His lips compressed into a thin line. “If it makes you more comfortable, why should I mind?”
Be civil,
the Voice in his head said
. The poor bastard doesn’t know any more about you than you’ve told him. And you know how little that’s been.
Bending slightly at the waist, he gestured to the table. “Are you joining me tonight?”
The innkeeper set the tray on the table and emptied it of bowl, platter and tankard. “No, I—” He rocked on his heels, then mopped his face with his apron.
What’s troubling you, friend? You’re more uncomfortable around me than usual. All because I didn’t come down to dinner?
“Is there something else?”
“Last night—” Ulerroth’s beefy hands kneaded the apron gripped in them. “I’m sorry. I—I thought…you seemed as though you wanted…some company…”
The man’s fingers clenched the chair’s back. Perspiration sheened his body, bonding his tunic to it.
So it’s you, flesh. You’re the demon in Ulerroth’s nightmare.
“It was my fault, I know,” the innkeeper rushed on. “You’ve made it plain you weren’t interested before, but the woman insisted, and I sent her up because you might’ve changed your mind, and—”
“I haven’t—” the man said, forcing the words through gritted teeth, “—changed my mind.” Refusing yet again took every bit of his willpower, but now he’d done so, he wanted nothing more than to sink into a chair and close his eyes to the consequences before his body realized what it was being denied. But there was no time. Already his loins had begun throbbing, and sweat glued the inner cloth of his hood to his face.
Go ahead, flesh! Remember how you once enjoyed yourself here!
One night—one careless, insignificant night—spent within these walls, before he entered that tunnel he saw in his nightmare. Before the world collapsed, crushing under the weight of it everything he knew and everyone he loved and everything he once was, except for this damned, mindless flesh!
“I don’t want a woman,” he enunciated to the open-mouthed innkeeper. “I don’t want any woman.”

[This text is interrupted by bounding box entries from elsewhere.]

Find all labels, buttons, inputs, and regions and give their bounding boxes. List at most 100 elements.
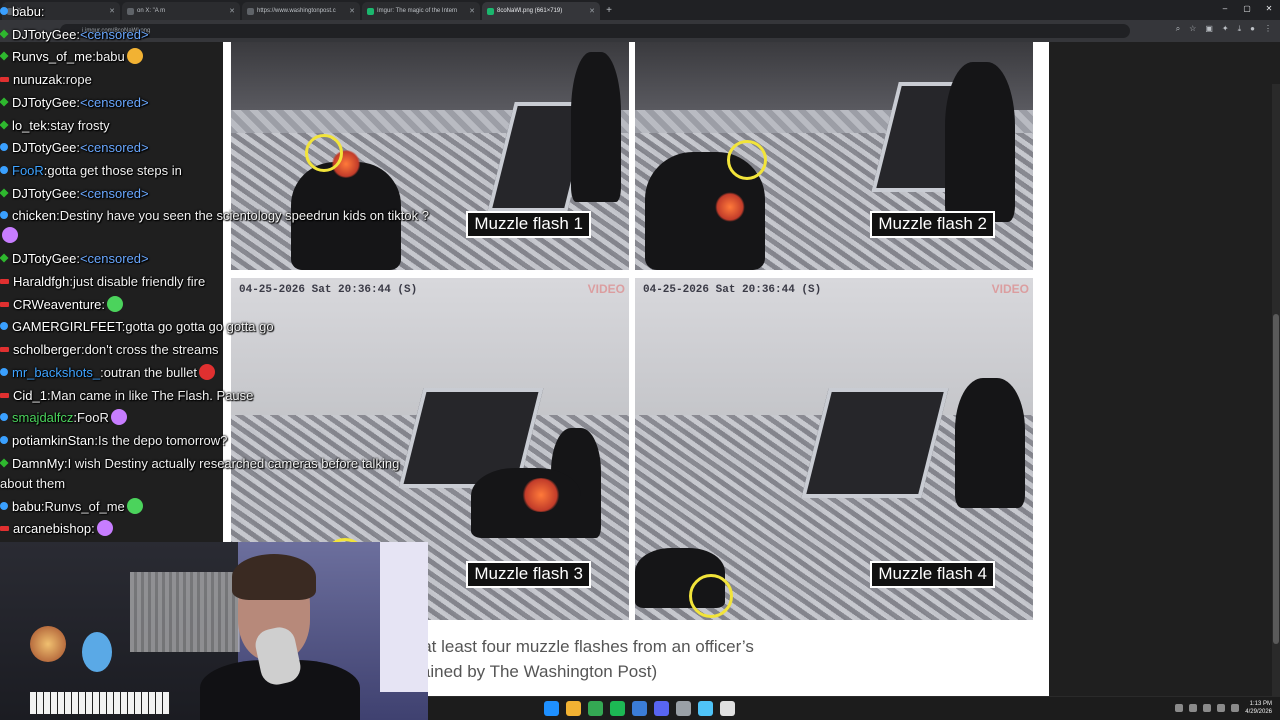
chat-username[interactable]: GAMERGIRLFEET: [12, 319, 122, 334]
taskbar-app-icon[interactable]: [676, 701, 691, 716]
scrollbar-thumb[interactable]: [1273, 314, 1279, 644]
chat-text: gotta get those steps in: [47, 162, 182, 178]
taskbar-app-icon[interactable]: [698, 701, 713, 716]
tab-label: 8coNaWl.png (661×719): [497, 8, 563, 14]
puzzle-icon[interactable]: ✦: [1222, 24, 1229, 34]
webcam-feed: [0, 542, 428, 720]
chat-username[interactable]: lo_tek: [12, 118, 47, 133]
chat-badge-icon: [0, 211, 8, 220]
chat-username[interactable]: potiamkinStan: [12, 433, 94, 448]
light-panel: [380, 542, 428, 692]
taskbar-app-icon[interactable]: [566, 701, 581, 716]
chat-text: FooR: [77, 410, 109, 426]
chat-text: <censored>: [79, 94, 149, 110]
chat-text: <censored>: [79, 251, 149, 267]
chat-text: <censored>: [79, 185, 149, 201]
chat-badge-icon: [0, 367, 8, 376]
chat-username[interactable]: chicken: [12, 208, 56, 223]
panel-label: Muzzle flash 4: [870, 561, 995, 588]
chat-username[interactable]: Cid_1: [13, 388, 47, 403]
chat-text: Destiny have you seen the scientology sp…: [59, 208, 429, 224]
wifi-icon[interactable]: [1217, 704, 1226, 712]
chat-badge-icon: [0, 301, 9, 307]
camera-timestamp: 04-25-2026 Sat 20:36:44 (S): [643, 284, 822, 296]
chat-text: Man came in like The Flash. Pause: [50, 387, 254, 403]
chat-username[interactable]: mr_backshots_: [12, 365, 100, 380]
windows-taskbar: 1:13 PM 4/29/2026: [428, 696, 1280, 720]
chat-message: smajdalfcz:FooR: [0, 408, 127, 428]
chat-username[interactable]: CRWeaventure: [13, 297, 101, 312]
muzzle-flash: [521, 478, 561, 512]
chat-badge-icon: [0, 119, 9, 130]
menu-icon[interactable]: ⋮: [1264, 24, 1272, 34]
chat-message: arcanebishop:: [0, 519, 113, 539]
chat-username[interactable]: Haraldfgh: [13, 274, 69, 289]
chat-username[interactable]: FooR: [12, 163, 44, 178]
panel-label: Muzzle flash 1: [466, 211, 591, 238]
profile-icon[interactable]: ●: [1250, 24, 1255, 34]
start-button-icon[interactable]: [544, 701, 559, 716]
officer-figure: [955, 378, 1025, 508]
chat-username[interactable]: babu: [12, 499, 41, 514]
chat-text: outran the bullet: [103, 364, 198, 380]
chat-message: FooR:gotta get those steps in: [0, 161, 182, 181]
chat-username[interactable]: DJTotyGee: [12, 95, 76, 110]
clock-date: 4/29/2026: [1245, 709, 1272, 715]
chat-message: CRWeaventure:: [0, 295, 124, 315]
chat-message: mr_backshots_:outran the bullet: [0, 363, 216, 383]
taskbar-app-icon[interactable]: [610, 701, 625, 716]
chat-badge-icon: [0, 188, 9, 198]
minimize-button[interactable]: –: [1214, 0, 1236, 18]
screen: X ✕ on X: "A m ✕ https://www.washingtonpos…: [0, 0, 1280, 720]
chat-username[interactable]: Runvs_of_me: [12, 49, 92, 64]
chat-username[interactable]: DamnMy: [12, 456, 64, 471]
scrollbar[interactable]: [1272, 84, 1280, 720]
video-watermark: VIDEO: [991, 282, 1029, 296]
taskbar-app-icon[interactable]: [654, 701, 669, 716]
chat-badge-icon: [0, 29, 9, 39]
chat-username[interactable]: DJTotyGee: [12, 140, 76, 155]
chat-badge-icon: [0, 526, 9, 532]
chat-username[interactable]: scholberger: [13, 342, 81, 357]
taskbar-app-icon[interactable]: [588, 701, 603, 716]
taskbar-app-icon[interactable]: [632, 701, 647, 716]
chat-username[interactable]: nunuzak: [13, 72, 62, 87]
new-tab-button[interactable]: +: [600, 2, 618, 20]
chat-badge-icon: [0, 77, 9, 83]
emote-icon: [2, 227, 18, 244]
chat-message: potiamkinStan:Is the depo tomorrow?: [0, 431, 227, 451]
system-clock[interactable]: 1:13 PM 4/29/2026: [1245, 700, 1272, 716]
bookmark-star-icon[interactable]: ☆: [1189, 24, 1196, 34]
maximize-button[interactable]: ▢: [1236, 0, 1258, 18]
officer-figure: [945, 62, 1015, 222]
taskbar-app-icon[interactable]: [720, 701, 735, 716]
chat-text: <censored>: [79, 140, 149, 156]
tray-icon[interactable]: [1175, 704, 1184, 712]
chat-username[interactable]: smajdalfcz: [12, 410, 73, 425]
chat-username[interactable]: DJTotyGee: [12, 186, 76, 201]
plush-toy: [82, 632, 112, 672]
close-window-button[interactable]: ✕: [1258, 0, 1280, 18]
chat-badge-icon: [0, 322, 8, 331]
chat-username[interactable]: babu: [12, 4, 41, 19]
chat-badge-icon: [0, 392, 9, 398]
tray-icon[interactable]: [1203, 704, 1212, 712]
browser-tab-active[interactable]: 8coNaWl.png (661×719) ✕: [482, 2, 600, 20]
extension-icon[interactable]: ▣: [1205, 24, 1213, 34]
close-tab-icon[interactable]: ✕: [589, 7, 595, 15]
highlight-circle: [727, 140, 767, 180]
emote-icon: [110, 409, 127, 426]
close-tab-icon[interactable]: ✕: [469, 7, 475, 15]
chat-message: lo_tek:stay frosty: [0, 116, 110, 136]
chat-message: Haraldfgh:just disable friendly fire: [0, 272, 205, 292]
chat-username[interactable]: DJTotyGee: [12, 251, 76, 266]
download-icon[interactable]: ⤓: [1238, 24, 1242, 34]
tray-icon[interactable]: [1189, 704, 1198, 712]
volume-icon[interactable]: [1231, 704, 1240, 712]
zoom-icon[interactable]: ⌕: [1176, 24, 1180, 34]
chat-username[interactable]: arcanebishop: [13, 521, 91, 536]
chat-username[interactable]: DJTotyGee: [12, 27, 76, 42]
chat-badge-icon: [0, 51, 9, 61]
chat-text: Runvs_of_me: [44, 498, 125, 514]
chat-message: scholberger:don't cross the streams: [0, 340, 219, 360]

Ulerroth stared. His hand fumbled from moustache to ear to forehead and, finally, outward. “Then wh—what do you want?”
Everything! Nothing! Something!
The words careened through his mind, clamoring at every wall, every closed door, every lock
. Nothing a whore could ever give me! Nothing at all...like...that. But something...something...
He leaned forward heavily, hands spread on the table. He knew the only possible answer. He’d known it ever since he’d entered Ar-Deneth and stood in a dark stable yard, watching and listening. It merely required strength, and acceptance of the risks, to form the words.

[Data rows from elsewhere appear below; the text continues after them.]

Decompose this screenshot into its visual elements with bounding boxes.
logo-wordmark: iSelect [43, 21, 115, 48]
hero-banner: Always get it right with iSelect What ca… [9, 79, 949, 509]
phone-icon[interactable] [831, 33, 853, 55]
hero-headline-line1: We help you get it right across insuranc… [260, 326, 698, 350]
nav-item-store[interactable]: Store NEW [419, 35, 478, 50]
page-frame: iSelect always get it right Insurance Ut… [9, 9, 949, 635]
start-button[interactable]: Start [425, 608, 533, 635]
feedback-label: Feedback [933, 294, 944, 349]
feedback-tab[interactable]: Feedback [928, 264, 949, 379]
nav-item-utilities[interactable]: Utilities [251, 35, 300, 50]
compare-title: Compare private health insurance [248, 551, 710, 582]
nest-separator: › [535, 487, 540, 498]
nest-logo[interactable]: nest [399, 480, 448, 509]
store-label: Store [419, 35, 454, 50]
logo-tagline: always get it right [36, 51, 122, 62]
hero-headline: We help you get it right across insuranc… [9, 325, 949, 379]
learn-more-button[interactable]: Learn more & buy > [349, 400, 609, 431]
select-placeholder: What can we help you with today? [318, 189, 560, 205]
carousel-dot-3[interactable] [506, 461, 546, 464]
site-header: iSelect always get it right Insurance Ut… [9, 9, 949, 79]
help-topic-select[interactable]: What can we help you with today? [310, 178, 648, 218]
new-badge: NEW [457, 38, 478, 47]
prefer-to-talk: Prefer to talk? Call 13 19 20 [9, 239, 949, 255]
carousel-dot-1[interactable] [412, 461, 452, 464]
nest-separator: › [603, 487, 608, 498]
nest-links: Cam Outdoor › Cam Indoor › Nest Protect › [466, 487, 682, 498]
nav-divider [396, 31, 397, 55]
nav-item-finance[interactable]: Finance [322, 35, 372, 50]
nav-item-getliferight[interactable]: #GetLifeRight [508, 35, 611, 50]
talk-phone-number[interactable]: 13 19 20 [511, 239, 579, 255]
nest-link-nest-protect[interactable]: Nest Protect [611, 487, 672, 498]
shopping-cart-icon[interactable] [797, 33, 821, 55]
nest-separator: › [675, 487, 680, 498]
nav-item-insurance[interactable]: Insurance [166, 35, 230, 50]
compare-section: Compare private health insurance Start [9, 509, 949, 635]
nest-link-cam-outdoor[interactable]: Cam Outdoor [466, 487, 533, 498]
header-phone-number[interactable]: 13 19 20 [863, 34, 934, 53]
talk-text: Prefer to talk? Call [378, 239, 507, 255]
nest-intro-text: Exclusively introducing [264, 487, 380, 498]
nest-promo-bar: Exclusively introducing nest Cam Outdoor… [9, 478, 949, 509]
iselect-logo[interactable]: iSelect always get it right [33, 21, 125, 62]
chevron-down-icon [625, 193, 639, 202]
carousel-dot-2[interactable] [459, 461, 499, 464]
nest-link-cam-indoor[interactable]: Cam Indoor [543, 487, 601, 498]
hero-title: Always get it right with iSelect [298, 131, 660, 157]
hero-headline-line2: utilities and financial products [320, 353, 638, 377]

Sweat drenched every patch of cloth contacting the man’s body. Under the table, in the concealing shadow, he could feel his thigh muscle twitching. Soon, the dreams would come, and if Ulerroth so much as hinted at procuring a woman, he’d be lost again, this time maybe forever.
“There is something,” he said hoarsely. “I want the boy.”
For the space of heartbeats, the words hung in the air between them. Then Ulerroth’s face flushed crimson. “I’ll not—I’ll not—Gareth’s just a lad! You’ll not use him to—to—!” He strode to the door and swung round again, fists clenched. “By all the hosts in the Wehrland, I’ll not let you use that boy!”
The man closed his eyes. His gloved fingers gripped the edge of the table and squeezed until he felt each separate grain of wood imprint itself on his flesh. “Bite your tongue, you seven-times fool,” he said in a voice whose softness threatened more than a bellow. “I wouldn’t harm him any more than you would.”
When he opened his eyes again, he saw the innkeeper standing a few feet away, face white despite the color blotching his cheeks. His mouth worked like that of a beached fish, but no sound emerged.